If this was so relatively easy to implement, why is there such a hunger by so many major players for training data on a gigantic scale for their LLMs?

dmos62•11mo ago
Really cool. "Other Key Findings" were worth the read too.
_QrE•11mo ago
How can you call this 'Absolute Zero' if you need to start with a pretrained LLM? From what I understand, this just proposes that you can take an existing LLM, have it generate tasks and solve the tasks, and have it learn from that.
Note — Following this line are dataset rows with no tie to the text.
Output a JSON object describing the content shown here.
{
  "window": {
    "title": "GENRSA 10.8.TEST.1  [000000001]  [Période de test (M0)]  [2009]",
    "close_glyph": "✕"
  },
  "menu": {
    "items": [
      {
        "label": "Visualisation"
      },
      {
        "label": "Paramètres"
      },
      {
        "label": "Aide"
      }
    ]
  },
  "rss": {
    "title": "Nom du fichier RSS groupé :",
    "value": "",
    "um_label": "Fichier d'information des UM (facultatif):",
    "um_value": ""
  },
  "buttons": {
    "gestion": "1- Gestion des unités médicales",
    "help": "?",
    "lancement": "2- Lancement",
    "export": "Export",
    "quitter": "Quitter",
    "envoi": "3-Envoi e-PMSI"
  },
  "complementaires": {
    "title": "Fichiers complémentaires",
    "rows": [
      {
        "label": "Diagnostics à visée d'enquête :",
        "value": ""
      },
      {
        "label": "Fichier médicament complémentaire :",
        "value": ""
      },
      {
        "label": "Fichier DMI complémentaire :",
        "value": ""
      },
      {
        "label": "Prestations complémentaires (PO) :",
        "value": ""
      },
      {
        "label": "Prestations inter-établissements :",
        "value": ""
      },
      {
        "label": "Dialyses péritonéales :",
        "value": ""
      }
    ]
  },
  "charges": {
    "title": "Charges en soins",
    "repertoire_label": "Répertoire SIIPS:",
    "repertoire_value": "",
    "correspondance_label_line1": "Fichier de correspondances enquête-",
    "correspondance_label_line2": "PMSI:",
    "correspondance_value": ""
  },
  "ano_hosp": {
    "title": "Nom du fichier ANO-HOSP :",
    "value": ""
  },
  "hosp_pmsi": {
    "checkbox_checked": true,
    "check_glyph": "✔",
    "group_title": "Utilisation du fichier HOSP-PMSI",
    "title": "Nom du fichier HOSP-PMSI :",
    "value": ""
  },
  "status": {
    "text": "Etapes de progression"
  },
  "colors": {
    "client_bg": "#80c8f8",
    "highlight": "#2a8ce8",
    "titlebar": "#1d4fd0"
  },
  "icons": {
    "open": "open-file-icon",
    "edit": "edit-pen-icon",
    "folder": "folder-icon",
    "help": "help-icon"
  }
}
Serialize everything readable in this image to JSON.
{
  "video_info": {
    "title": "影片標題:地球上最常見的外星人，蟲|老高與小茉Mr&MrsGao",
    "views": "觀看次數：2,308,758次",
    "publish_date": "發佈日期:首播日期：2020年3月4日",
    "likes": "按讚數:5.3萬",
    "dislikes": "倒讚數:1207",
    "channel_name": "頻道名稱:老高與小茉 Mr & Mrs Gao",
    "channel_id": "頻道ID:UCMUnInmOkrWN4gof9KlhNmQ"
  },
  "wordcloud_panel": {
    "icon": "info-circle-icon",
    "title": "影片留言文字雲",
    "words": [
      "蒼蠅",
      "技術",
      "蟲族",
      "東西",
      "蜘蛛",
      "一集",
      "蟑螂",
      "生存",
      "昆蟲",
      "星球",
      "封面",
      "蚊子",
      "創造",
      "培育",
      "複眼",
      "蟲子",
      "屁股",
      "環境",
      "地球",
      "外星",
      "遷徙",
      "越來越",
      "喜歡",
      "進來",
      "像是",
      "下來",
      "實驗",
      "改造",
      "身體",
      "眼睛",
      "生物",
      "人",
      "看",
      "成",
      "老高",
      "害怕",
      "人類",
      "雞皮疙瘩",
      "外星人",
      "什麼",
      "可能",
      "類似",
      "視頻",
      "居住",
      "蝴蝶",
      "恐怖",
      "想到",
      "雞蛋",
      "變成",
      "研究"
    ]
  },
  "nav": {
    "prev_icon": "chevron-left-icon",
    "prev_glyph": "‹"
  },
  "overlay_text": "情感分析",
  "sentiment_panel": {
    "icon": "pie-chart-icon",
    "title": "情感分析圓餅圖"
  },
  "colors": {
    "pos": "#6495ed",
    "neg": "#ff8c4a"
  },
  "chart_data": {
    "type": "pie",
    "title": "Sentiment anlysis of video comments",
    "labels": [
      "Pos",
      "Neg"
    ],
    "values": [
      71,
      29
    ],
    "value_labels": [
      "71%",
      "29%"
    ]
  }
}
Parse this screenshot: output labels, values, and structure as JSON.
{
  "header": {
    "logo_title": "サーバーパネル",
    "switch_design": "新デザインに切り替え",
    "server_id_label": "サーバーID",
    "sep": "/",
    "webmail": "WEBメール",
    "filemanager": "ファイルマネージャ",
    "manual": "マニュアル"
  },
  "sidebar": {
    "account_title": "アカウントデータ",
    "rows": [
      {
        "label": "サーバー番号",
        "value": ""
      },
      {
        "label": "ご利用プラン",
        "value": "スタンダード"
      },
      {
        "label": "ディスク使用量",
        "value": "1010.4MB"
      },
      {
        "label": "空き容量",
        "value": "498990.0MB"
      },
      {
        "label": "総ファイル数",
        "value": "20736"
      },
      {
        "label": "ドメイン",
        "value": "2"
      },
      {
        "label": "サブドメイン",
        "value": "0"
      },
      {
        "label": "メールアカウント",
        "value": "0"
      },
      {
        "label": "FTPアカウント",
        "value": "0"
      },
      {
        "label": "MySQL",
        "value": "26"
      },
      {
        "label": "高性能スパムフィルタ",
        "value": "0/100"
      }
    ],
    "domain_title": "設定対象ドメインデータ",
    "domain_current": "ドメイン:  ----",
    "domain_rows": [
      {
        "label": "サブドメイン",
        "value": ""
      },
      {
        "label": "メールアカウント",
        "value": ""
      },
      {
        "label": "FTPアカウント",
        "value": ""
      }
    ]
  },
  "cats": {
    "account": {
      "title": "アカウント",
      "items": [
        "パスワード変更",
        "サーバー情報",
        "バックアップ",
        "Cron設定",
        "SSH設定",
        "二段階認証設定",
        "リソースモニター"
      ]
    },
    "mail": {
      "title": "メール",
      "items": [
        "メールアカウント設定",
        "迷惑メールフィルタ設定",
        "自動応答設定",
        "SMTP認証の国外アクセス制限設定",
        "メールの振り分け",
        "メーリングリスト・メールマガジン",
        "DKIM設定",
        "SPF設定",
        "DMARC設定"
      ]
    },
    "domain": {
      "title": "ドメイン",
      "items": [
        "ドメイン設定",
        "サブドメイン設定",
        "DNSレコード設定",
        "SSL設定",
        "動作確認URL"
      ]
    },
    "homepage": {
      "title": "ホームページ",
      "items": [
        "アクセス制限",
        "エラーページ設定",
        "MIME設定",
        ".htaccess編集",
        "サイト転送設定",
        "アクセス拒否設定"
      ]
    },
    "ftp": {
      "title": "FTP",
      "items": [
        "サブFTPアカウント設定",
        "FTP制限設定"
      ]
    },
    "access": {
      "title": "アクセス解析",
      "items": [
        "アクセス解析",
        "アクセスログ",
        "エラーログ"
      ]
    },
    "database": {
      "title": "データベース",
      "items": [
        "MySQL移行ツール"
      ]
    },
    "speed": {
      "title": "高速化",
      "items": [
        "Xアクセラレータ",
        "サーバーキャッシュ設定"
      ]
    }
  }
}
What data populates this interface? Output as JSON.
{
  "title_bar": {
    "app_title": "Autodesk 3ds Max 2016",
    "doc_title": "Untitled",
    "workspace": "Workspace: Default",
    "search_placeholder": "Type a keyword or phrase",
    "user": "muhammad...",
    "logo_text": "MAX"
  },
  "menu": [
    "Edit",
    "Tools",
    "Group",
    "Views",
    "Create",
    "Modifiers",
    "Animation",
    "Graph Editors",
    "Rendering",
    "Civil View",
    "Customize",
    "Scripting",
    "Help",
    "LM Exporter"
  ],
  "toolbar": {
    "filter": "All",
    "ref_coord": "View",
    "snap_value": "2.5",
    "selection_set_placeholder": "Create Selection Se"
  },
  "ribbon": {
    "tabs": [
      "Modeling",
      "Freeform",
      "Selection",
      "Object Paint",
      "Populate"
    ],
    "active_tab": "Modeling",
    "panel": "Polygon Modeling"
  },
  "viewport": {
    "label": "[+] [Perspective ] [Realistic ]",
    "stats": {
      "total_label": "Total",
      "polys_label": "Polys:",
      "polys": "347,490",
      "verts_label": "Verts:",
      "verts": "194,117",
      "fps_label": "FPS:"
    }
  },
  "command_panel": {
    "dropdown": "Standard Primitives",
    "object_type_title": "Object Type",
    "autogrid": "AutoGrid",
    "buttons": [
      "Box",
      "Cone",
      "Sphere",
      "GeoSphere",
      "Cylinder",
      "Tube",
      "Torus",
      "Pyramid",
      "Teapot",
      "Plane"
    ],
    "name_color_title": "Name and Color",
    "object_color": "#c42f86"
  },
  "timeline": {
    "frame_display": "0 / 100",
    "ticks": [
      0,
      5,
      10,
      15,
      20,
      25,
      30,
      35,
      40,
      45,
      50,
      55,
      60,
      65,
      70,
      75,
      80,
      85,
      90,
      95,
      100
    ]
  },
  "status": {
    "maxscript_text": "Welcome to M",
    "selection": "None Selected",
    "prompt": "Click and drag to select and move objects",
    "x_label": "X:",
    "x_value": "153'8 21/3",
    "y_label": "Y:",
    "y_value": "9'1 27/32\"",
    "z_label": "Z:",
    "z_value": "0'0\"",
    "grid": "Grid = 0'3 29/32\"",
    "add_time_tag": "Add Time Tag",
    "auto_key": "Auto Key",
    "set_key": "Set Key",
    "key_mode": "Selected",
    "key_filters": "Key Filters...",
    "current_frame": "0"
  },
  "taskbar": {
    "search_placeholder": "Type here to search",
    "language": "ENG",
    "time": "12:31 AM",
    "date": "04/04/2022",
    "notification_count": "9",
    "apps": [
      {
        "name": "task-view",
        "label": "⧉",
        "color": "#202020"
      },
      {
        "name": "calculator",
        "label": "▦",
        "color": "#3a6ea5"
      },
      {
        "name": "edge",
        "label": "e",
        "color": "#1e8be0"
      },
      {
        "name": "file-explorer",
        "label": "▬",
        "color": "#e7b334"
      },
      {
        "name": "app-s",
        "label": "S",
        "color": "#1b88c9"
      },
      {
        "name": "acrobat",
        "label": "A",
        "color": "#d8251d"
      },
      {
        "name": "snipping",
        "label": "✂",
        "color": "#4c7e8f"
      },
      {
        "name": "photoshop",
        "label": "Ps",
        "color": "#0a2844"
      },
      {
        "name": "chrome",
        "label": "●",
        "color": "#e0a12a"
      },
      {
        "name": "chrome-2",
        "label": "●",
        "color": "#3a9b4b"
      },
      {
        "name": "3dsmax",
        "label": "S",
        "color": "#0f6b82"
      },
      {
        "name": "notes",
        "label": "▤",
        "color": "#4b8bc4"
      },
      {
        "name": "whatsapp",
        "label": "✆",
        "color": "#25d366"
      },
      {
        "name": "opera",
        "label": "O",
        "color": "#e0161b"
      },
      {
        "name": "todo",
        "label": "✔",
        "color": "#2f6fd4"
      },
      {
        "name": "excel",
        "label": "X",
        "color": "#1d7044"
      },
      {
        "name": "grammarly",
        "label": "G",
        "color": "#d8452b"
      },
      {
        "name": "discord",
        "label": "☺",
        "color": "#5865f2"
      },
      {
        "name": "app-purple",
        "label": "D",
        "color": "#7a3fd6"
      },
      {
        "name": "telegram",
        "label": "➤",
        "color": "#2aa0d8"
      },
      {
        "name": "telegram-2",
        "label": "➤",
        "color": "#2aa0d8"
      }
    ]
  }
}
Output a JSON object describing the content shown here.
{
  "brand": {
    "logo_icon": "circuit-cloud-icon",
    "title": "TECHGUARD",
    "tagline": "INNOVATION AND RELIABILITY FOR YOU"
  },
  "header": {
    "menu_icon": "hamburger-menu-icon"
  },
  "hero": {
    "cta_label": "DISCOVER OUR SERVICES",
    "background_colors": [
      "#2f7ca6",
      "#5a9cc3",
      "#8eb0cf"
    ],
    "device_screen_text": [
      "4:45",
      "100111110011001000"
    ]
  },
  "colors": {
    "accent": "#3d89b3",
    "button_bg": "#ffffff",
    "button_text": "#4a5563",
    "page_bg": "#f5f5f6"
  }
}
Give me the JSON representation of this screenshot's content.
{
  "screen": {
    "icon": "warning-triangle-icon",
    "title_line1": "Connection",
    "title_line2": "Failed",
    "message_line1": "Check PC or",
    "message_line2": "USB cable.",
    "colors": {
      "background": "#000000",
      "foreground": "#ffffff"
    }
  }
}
It then follows that a model with additional training will outperform the original model.

I'm assuming that I'm misunderstanding something, because this doesn't seem very novel?

Edit: Seems like a variant of adversarial training?

make3•11mo ago
if you could improve the LLM without any further data, it would count as absolute zero. I'm highly skeptical however personally.
UncleEntity•11mo ago
> Prompt: Write a script that shows 10 balls bouncing inside a spinning hexagon. The balls should be affected by gravity and friction, and must bounce off the rotating walls realistically

If only they could teach the robots that 6 balls != 10 balls...

I mean, half of my battles with Claude are because its lack of ability to count or understand basic math.

archibaldJ•11mo ago
Anyone else having trouble making sense of Figure 5 (model-proposed task and response of predict input)?

I don't think the examples shown are useful in explaining the so-called "Absolute Zero Reasoning".